* Por Milena Mendes Grado

Em julho de 2019, o INPI publicou uma pesquisa chamada Radar Tecnológico com as informações sobre o uso do sistema de propriedade intelectual pelas startups no Brasil. O objetivo do estudo é entender as necessidades desse tipo de empresa para poder desenvolver políticas públicas voltadas para esse segmento e consequentemente, apoiar o surgimento de mais empresas, culminando no desenvolvimento do país.

Aliás, independente desse estudo, algumas medidas já estão sendo adotadas para apoiar o surgimento e crescimento do número de startups atuando no Brasil, por exemplo, o Inova Simples que desburocratizará a abertura de empresas declaradas como startups ou empresas de inovação, permitindo, também, a proteção dos direitos de propriedade intelectual de forma mais ágil. Vale ressaltar que a lei ainda depende de regulamentação.

Os resultados da pesquisa reforçam o objetivo do estudo, uma vez que apenas 42% das empresas nessa condição utilizam o sistema de propriedade intelectual. Ainda que em algumas situações seja possível postergar a proteção, é preciso fazê-lo de forma estratégica. Os ativos de propriedade intelectual são essenciais para qualquer empresa, não se pode negligenciá-los.

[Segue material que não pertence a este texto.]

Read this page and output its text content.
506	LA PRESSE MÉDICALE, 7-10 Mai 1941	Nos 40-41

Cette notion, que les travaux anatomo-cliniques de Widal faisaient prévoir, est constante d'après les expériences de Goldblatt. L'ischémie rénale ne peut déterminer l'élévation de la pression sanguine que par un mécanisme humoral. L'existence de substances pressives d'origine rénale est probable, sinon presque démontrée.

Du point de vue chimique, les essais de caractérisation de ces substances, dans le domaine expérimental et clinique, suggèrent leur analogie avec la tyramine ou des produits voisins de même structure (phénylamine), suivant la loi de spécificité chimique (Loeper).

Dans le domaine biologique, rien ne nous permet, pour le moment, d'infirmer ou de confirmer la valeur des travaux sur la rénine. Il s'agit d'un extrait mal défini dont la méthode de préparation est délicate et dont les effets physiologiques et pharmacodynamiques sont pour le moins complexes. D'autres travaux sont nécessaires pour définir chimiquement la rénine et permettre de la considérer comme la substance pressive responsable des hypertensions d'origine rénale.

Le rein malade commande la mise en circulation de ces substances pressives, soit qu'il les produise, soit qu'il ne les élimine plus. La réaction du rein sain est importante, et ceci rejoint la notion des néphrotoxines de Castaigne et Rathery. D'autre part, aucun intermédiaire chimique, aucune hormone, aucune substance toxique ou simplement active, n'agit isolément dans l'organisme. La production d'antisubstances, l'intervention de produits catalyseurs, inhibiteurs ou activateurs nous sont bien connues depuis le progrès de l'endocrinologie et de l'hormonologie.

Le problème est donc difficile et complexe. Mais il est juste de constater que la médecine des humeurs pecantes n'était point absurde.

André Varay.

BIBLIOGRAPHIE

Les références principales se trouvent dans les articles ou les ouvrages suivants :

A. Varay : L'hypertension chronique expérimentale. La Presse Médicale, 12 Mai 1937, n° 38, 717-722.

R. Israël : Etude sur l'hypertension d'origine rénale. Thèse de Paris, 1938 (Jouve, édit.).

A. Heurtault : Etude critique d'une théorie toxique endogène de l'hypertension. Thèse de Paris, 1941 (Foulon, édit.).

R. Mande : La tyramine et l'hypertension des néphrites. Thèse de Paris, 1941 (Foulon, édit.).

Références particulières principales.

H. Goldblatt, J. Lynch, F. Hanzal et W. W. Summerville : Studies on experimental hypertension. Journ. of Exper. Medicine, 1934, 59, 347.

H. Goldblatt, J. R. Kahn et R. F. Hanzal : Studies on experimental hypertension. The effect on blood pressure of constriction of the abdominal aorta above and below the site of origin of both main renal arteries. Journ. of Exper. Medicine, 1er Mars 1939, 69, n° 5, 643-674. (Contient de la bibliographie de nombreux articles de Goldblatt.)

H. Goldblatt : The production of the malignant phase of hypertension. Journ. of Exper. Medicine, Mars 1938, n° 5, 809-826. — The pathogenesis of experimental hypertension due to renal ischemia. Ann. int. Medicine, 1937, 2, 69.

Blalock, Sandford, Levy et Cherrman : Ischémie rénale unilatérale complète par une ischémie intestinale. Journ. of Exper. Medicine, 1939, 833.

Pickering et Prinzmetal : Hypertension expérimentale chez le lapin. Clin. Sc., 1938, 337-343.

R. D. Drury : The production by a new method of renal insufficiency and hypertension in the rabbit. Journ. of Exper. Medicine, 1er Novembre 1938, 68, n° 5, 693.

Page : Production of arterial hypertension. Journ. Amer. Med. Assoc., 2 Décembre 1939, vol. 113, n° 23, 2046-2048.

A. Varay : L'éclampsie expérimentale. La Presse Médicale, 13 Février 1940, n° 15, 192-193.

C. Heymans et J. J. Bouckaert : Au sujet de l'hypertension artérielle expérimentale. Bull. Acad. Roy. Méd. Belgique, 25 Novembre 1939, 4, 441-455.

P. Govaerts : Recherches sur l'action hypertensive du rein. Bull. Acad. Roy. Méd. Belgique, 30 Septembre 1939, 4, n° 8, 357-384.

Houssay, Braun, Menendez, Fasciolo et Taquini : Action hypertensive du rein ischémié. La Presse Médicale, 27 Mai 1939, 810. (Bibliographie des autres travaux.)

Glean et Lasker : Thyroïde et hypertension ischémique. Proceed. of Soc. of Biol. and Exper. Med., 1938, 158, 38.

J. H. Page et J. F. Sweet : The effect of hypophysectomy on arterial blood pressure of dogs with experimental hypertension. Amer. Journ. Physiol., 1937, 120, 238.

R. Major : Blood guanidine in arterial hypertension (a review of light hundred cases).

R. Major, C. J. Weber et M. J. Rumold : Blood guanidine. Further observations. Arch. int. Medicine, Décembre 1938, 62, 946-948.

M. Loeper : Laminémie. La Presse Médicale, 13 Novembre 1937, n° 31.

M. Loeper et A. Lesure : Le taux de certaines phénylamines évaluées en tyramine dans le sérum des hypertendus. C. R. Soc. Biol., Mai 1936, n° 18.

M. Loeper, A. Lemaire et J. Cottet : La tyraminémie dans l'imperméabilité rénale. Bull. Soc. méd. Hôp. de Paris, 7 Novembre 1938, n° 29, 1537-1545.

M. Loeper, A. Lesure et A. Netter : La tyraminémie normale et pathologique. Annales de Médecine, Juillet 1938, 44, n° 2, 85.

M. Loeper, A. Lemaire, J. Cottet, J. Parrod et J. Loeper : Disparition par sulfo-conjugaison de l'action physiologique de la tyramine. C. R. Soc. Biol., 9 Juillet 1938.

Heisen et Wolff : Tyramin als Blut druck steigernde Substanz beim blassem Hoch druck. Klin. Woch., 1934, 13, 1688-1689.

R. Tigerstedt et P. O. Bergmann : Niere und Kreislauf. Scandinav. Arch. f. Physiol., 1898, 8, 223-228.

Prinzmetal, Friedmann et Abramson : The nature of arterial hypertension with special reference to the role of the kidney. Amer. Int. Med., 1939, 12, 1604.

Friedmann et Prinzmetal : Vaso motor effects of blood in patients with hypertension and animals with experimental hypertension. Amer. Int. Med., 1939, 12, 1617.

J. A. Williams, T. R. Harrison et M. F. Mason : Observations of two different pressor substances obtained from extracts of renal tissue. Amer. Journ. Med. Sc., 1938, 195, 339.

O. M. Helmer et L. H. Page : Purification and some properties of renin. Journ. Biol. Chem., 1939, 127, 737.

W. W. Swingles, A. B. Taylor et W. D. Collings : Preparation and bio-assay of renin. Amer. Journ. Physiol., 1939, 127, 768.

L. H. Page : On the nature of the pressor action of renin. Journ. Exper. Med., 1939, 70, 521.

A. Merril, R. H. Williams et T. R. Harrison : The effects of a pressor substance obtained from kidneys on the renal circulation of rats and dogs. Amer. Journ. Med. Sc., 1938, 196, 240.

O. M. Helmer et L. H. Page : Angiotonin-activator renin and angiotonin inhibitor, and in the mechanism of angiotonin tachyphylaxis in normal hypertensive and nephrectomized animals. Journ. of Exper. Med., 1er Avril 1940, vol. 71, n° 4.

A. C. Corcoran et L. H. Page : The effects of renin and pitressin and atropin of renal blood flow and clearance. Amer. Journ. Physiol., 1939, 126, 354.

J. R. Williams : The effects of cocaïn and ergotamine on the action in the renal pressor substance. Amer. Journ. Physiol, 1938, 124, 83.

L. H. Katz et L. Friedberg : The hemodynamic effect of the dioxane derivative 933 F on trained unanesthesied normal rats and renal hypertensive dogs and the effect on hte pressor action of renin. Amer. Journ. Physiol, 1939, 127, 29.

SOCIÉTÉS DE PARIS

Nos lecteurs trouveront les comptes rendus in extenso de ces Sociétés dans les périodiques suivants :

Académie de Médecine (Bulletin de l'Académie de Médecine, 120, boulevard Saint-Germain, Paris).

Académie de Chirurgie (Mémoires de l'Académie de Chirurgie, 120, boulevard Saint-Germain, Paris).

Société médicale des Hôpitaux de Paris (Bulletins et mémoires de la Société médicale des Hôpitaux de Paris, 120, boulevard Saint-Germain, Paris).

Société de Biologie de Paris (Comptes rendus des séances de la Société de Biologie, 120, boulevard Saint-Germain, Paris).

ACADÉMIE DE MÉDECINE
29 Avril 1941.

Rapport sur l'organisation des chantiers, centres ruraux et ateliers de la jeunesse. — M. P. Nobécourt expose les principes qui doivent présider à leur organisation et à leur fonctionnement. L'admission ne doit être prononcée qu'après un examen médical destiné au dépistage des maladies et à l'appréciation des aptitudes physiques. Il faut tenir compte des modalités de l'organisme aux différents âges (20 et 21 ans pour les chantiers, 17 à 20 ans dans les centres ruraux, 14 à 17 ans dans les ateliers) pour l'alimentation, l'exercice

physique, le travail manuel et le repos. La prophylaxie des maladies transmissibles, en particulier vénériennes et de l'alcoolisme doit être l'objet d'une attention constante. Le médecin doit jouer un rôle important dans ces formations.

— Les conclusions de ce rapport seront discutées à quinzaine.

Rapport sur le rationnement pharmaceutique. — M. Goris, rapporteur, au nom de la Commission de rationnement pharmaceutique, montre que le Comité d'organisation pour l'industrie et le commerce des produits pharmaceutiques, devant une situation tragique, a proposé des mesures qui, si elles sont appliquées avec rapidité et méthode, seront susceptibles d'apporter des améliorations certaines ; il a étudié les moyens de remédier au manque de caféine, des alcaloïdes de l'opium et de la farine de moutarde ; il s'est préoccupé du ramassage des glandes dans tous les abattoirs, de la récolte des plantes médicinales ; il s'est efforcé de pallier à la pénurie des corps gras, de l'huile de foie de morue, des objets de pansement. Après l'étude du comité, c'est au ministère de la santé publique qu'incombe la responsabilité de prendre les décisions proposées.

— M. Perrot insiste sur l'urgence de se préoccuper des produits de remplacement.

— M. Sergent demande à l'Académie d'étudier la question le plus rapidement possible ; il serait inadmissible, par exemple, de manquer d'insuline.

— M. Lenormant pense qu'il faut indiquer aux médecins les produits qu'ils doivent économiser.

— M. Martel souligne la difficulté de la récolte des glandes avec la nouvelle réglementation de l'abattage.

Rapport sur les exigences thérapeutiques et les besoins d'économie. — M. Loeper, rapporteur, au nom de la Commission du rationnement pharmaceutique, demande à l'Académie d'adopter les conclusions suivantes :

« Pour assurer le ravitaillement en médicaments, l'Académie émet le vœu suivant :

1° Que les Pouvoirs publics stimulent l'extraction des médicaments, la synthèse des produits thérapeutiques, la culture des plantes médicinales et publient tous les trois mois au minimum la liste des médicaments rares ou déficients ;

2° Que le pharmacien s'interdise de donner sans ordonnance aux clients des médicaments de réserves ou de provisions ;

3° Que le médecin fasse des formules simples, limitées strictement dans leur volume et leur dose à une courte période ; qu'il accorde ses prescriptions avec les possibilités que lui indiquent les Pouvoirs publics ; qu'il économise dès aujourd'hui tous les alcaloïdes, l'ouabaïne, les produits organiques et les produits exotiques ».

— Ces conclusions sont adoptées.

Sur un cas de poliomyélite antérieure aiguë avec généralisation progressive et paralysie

É fato que a criação de uma empresa no Brasil possui inúmeros entraves e especialmente no caso de startups a falta de recursos explica, em parte, a não utilização do sistema de propriedade intelectual. Contudo, a carência de utilização do sistema também pode ser explicada pelo setor econômico no qual se concentram a maior parte das startups brasileiras, quase 30%, cuida de serviços de Tecnologia da Informação. Esse é um setor que exige técnica apurada para redação de patentes, por exemplo, um dos ativos mais valiosos e de maior liquidez dentro da propriedade intelectual. De imediato, pode-se dizer que a legislação não permite a proteção de software propriamente dito por meio de patente, o ideal é que haja uma invenção implementada por meio de software para que seja possível a proteção.

Há de se considerar, porém, que a utilização do sistema de propriedade intelectual pelas startups está aumentando, o depósito de patentes a partir de 2016 aumentou significativamente se comparado a anos anteriores, essa é uma tradução de um início de amadurecimento do setor. De acordo com a pesquisa, os investimentos em startups aumentaram 51% comparando o ano de 2017 a 2018.

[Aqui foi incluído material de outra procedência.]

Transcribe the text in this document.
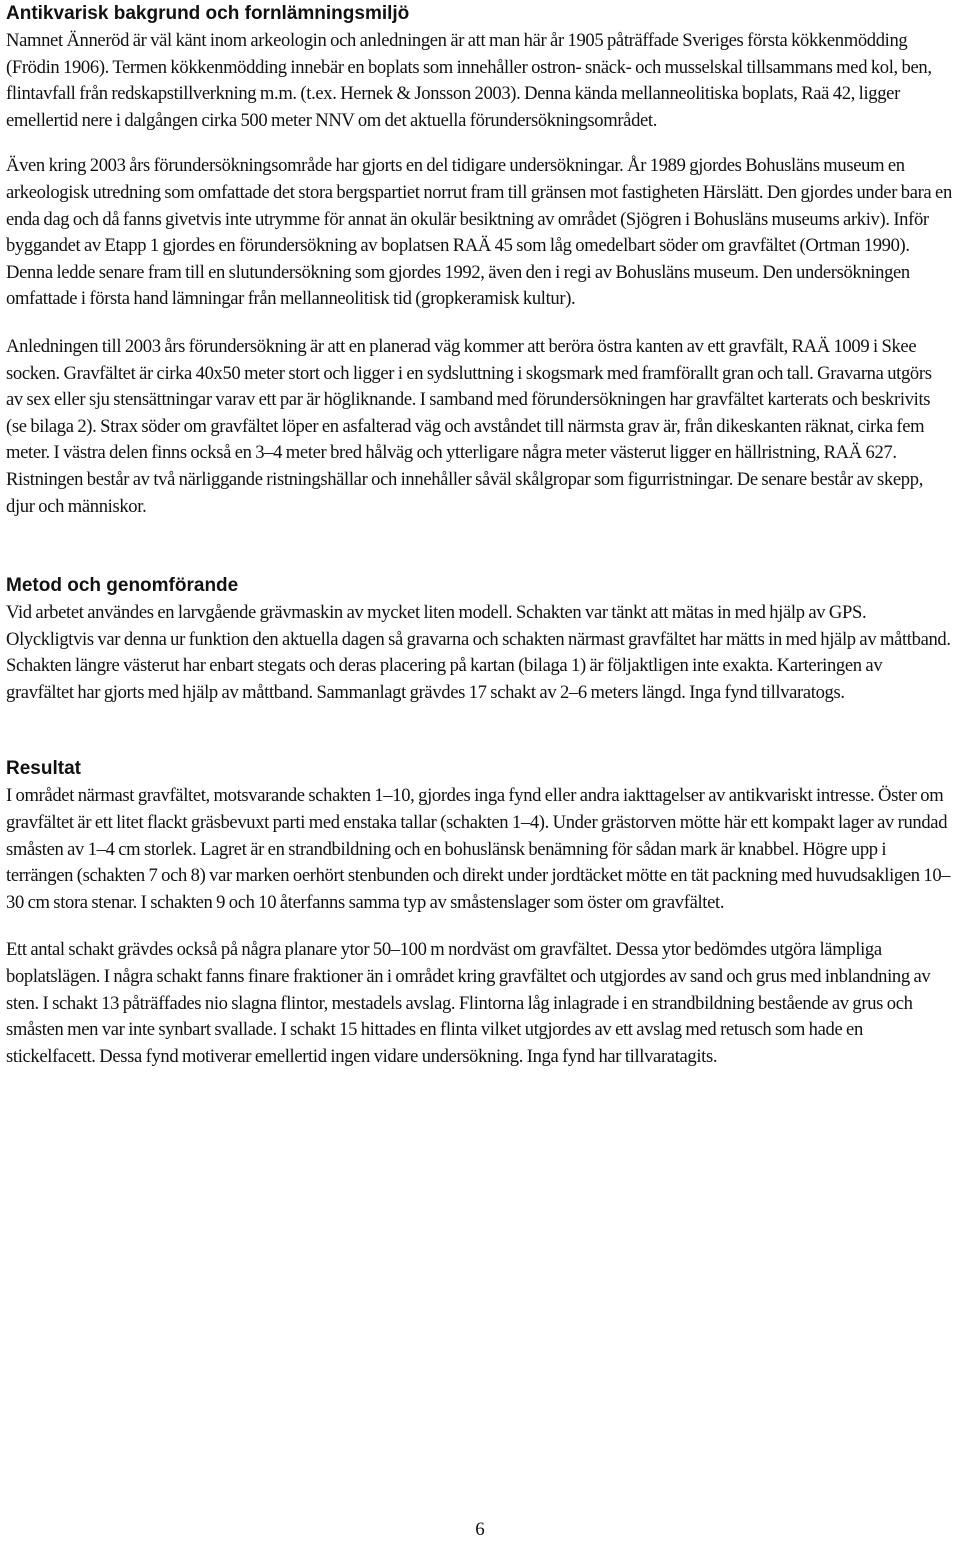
Antikvarisk bakgrund och fornlämningsmiljö

Namnet Änneröd är väl känt inom arkeologin och anledningen är att man här år 1905 påträffade Sveriges första kökkenmödding (Frödin 1906). Termen kökkenmödding innebär en boplats som innehåller ostron- snäck- och musselskal tillsammans med kol, ben, flintavfall från redskapstillverkning m.m. (t.ex. Hernek & Jonsson 2003). Denna kända mellanneolitiska boplats, Raä 42, ligger emellertid nere i dalgången cirka 500 meter NNV om det aktuella förundersökningsområdet.

Även kring 2003 års förundersökningsområde har gjorts en del tidigare undersökningar. År 1989 gjordes Bohusläns museum en arkeologisk utredning som omfattade det stora bergspartiet norrut fram till gränsen mot fastigheten Härslätt. Den gjordes under bara en enda dag och då fanns givetvis inte utrymme för annat än okulär besiktning av området (Sjögren i Bohusläns museums arkiv). Inför byggandet av Etapp 1 gjordes en förundersökning av boplatsen RAÄ 45 som låg omedelbart söder om gravfältet (Ortman 1990). Denna ledde senare fram till en slutundersökning som gjordes 1992, även den i regi av Bohusläns museum. Den undersökningen omfattade i första hand lämningar från mellanneolitisk tid (gropkeramisk kultur).

Anledningen till 2003 års förundersökning är att en planerad väg kommer att beröra östra kanten av ett gravfält, RAÄ 1009 i Skee socken. Gravfältet är cirka 40x50 meter stort och ligger i en sydsluttning i skogsmark med framförallt gran och tall. Gravarna utgörs av sex eller sju stensättningar varav ett par är högliknande. I samband med förundersökningen har gravfältet karterats och beskrivits (se bilaga 2). Strax söder om gravfältet löper en asfalterad väg och avståndet till närmsta grav är, från dikeskanten räknat, cirka fem meter. I västra delen finns också en 3–4 meter bred hålväg och ytterligare några meter västerut ligger en hällristning, RAÄ 627. Ristningen består av två närliggande ristningshällar och innehåller såväl skålgropar som figurristningar. De senare består av skepp, djur och människor.

Metod och genomförande

Vid arbetet användes en larvgående grävmaskin av mycket liten modell. Schakten var tänkt att mätas in med hjälp av GPS. Olyckligtvis var denna ur funktion den aktuella dagen så gravarna och schakten närmast gravfältet har mätts in med hjälp av måttband. Schakten längre västerut har enbart stegats och deras placering på kartan (bilaga 1) är följaktligen inte exakta. Karteringen av gravfältet har gjorts med hjälp av måttband. Sammanlagt grävdes 17 schakt av 2–6 meters längd. Inga fynd tillvaratogs.

Resultat

I området närmast gravfältet, motsvarande schakten 1–10, gjordes inga fynd eller andra iakttagelser av antikvariskt intresse. Öster om gravfältet är ett litet flackt gräsbevuxt parti med enstaka tallar (schakten 1–4). Under grästorven mötte här ett kompakt lager av rundad småsten av 1–4 cm storlek. Lagret är en strandbildning och en bohuslänsk benämning för sådan mark är knabbel. Högre upp i terrängen (schakten 7 och 8) var marken oerhört stenbunden och direkt under jordtäcket mötte en tät packning med huvudsakligen 10–30 cm stora stenar. I schakten 9 och 10 återfanns samma typ av småstenslager som öster om gravfältet.

Ett antal schakt grävdes också på några planare ytor 50–100 m nordväst om gravfältet. Dessa ytor bedömdes utgöra lämpliga boplatslägen. I några schakt fanns finare fraktioner än i området kring gravfältet och utgjordes av sand och grus med inblandning av sten. I schakt 13 påträffades nio slagna flintor, mestadels avslag. Flintorna låg inlagrade i en strandbildning bestående av grus och småsten men var inte synbart svallade. I schakt 15 hittades en flinta vilket utgjordes av ett avslag med retusch som hade en stickelfacett. Dessa fynd motiverar emellertid ingen vidare undersökning. Inga fynd har tillvaratagits.

6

Com as medidas para redução do backlog pelo INPI, a tendência é uma análise muito mais rápida dos pedidos, incentivando ainda mais os depósitos de pedidos de patente.

É interessante dizer, por fim, que o estudo revela que apesar de inúmeros empecilhos para o desenvolvimento e crescimento sustentável das startups no Brasil, o país é importante centro de investimentos da América Latina e tem imprimido cada vez mais esforços em instrumentos de suporte a empresas, por exemplo, aceleradoras, parques tecnológicos, além de isenções de impostos e subvenções.

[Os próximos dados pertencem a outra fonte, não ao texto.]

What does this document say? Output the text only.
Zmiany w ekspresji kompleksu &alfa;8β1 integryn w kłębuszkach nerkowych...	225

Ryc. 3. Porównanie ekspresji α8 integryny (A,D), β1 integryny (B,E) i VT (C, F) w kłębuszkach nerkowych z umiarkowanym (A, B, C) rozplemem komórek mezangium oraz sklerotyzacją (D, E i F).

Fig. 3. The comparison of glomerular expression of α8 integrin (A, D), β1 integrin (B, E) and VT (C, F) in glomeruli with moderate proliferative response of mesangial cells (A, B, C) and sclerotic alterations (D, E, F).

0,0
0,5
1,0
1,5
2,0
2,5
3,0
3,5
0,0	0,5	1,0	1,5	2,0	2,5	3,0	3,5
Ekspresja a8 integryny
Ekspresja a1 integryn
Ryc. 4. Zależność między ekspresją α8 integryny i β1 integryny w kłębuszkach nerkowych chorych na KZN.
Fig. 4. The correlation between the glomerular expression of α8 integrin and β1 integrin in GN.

Milena Mendes Grado é advogada, sócia do Vilela Coelho Propriedade Intelectual. Formada pela Pontifícia Universidade Católica de São Paulo. Pós-graduada em Propriedade Intelectual pela Fundação Getúlio Vargas – FGV, Direito Eleitoral pelo Instituto Brasiliense de Direito Público e em Direito Processual Civil pela FADISP. Cursou, ainda, Extensão Universitária em Internet e Sociedade: Tecnologias e Políticas de Controle na Harvard Extension School. Certificada pela International Association of Privacy Professionals – IAPP/CIPP-US.